その一言が、言えない。
深く考えずにお読みください。
彼との婚約はいわゆる政略的なもので、そこに私達の気持ちは存在しなかった。
貴族の役目だと言われ、意見することすら許されなかった。
貴族として生まれてきてしまった以上、別に反抗する気もなかった。
そうして決定してしまった婚約者との初顔合わせの日。
政略とはいえ婚約者に会うのだからと、精一杯のおめかしをした私に彼は言った。
「俺がお前を愛することはない。」
初めて顔を合わせた婚約者にかけるにはあまりにも冷酷で、容赦のない言葉。
同時にそれは一切の誤りがない、事実だった。
その日の顔合わせが終わり、帰宅した。
私の頭の中には、顔合わせの時に彼が発した言葉が残っていた。
ーーー分かっていた。そんなことは、言われなくても。
“彼が私を愛することはない。”
彼の顔を見た瞬間に浮かんだ考えが明確になっていく。
文字を読むことが出来るようになった時から、違和感があった。
ふとした瞬間に、何処で読んだか、誰から聞いたかも分からない話が脳裏に浮かぶことがあったのだ。
それについて深く考えることがなかったため気付けなかった。
それらは全て、前世の私が読んでいた小説の内容だったのだ。
前世、私が読んでいた小説は恋愛ものが多かった。
その中の一つに貴族の青年と庶民のヒロインが互いに惹かれあい、最終的に真実の愛を誓いあうという内容のものがあった。
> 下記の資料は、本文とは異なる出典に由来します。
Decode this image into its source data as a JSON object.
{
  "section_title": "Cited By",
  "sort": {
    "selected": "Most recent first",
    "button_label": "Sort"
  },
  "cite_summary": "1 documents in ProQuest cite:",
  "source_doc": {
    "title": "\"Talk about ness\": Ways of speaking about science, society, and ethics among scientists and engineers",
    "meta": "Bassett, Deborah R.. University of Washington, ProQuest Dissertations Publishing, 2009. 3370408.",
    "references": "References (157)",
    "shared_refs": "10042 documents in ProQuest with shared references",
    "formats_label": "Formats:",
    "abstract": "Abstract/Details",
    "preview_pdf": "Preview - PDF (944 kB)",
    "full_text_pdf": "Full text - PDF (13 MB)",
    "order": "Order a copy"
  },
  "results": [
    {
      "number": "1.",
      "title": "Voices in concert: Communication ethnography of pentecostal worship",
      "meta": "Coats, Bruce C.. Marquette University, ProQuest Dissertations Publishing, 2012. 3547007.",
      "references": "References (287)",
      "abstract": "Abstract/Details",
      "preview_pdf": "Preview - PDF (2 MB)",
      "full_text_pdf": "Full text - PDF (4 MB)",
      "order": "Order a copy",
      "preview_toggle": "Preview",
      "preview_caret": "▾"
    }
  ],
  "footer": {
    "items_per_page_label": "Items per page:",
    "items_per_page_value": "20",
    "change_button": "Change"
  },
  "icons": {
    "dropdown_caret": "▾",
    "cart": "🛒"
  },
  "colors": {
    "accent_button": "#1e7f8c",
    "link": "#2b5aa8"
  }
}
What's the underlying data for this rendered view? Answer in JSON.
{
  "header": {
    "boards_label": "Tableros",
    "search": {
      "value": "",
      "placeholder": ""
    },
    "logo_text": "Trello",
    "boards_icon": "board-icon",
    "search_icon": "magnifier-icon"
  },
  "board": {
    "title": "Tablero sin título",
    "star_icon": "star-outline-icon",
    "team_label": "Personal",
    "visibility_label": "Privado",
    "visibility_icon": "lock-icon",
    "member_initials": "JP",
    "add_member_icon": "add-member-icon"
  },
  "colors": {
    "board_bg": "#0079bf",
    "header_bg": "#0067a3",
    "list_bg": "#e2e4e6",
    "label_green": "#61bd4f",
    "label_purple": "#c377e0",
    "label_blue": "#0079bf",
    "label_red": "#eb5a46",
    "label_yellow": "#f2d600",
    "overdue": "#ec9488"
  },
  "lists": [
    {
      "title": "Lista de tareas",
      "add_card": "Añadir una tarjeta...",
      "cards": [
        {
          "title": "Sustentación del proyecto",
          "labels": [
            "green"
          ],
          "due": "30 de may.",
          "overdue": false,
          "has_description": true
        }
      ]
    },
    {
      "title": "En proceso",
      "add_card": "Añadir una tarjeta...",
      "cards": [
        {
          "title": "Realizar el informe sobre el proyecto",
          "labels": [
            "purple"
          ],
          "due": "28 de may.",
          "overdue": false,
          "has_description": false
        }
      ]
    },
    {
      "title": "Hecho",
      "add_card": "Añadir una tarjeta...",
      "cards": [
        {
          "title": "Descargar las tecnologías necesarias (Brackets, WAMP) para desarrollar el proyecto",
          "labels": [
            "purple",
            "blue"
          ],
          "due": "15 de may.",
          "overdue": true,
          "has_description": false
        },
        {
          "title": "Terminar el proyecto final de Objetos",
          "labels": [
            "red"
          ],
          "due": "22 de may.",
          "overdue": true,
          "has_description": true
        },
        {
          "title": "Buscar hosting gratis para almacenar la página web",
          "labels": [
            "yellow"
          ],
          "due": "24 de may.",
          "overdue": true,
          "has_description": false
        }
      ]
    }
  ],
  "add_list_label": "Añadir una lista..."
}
ーーーそう。その物語の貴族の青年こそが、私の婚約者。
私はその物語では、ヒロインの命を狙う悪役だった。
二人の愛の物語に、悪役はいらない。
悪役は最後、国の法に基づいて処刑された。
その物語の悪役は、青年を愛していた。
どうしても手に入らない彼の心が欲しかった。
彼女はただ、彼に愛されたかっただけだった。
そこまで考えて、私はそうはなりたくない。そう思った。
同時に、今更だ、とも思った。
既に、心は奪われてしまっていた。
欲しいと思ってしまった。
彼の心を。愛を。全てを。
彼との初顔合わせが終わり、数日後。
今度は、彼とのお茶会に呼び出された。
何度も繰り返されるお茶会。
顔を合わせるたびに言われた。
“俺はお前を愛さない”と。
決して言えなかった。
「私は貴方を愛しています。」と。
そのようなことを言って、彼に捨てられたくはなかった。
きっと彼は嫌悪するだろう。
私から愛しいと、恋しいと伝えられることを。
そして、遠ざけるだろう。
そのようなことを言った私を。
だから私は、伝えられない。
彼が運命の人に出会うその瞬間まで、せめて彼の傍にいたいから。
何度も春が来て、夏になって、秋が過ぎて、冬が来た。
そして春。
彼は、運命の人に出会った。
彼の心を、愛を、全てを捧げたいと思う人に。
彼を傍で見ていたから分かった。
分かってしまった。
それでも、私の、どうしようもないこの想いは消えてくれなかった。
彼の心が、愛が、全てが欲しい。
同時に、悪役にはなりたくないという思いも残っていた。
彼には、少しでも綺麗な私を覚えていて欲しいから。
たとえ、この先、彼が私のことを思い出すことがないとしても、私が婚約者であったという事実が消えることはないから。
(悪役にはなりたくない。)
だから私は伝える。
「婚約を、解消しましょう。」
彼と確実に婚約を解消できるよう、準備はしていた。
婚約解消のための書類も、後は、彼の名前を書くだけだ。
彼の名前が入ったその書類を然るべきところへ提出した後、帰宅した。
涙は出なかった。
いつも通りの一日を過ごした。
ただ、彼が私の婚約者ではなくなっただけ。
夜、バルコニーから見える月を見上げた。
ふと、前世の有名なフレーズを思い出してしまった。
「月が綺麗ですね。」
死んでもよかった。
いや、今も死んでもいいと思っている。
「愛してる。」
その一言が、言えなかった。
正直、主人公をハッピーエンドにするかどうか迷いました。
楽しんでいただけたら幸いです。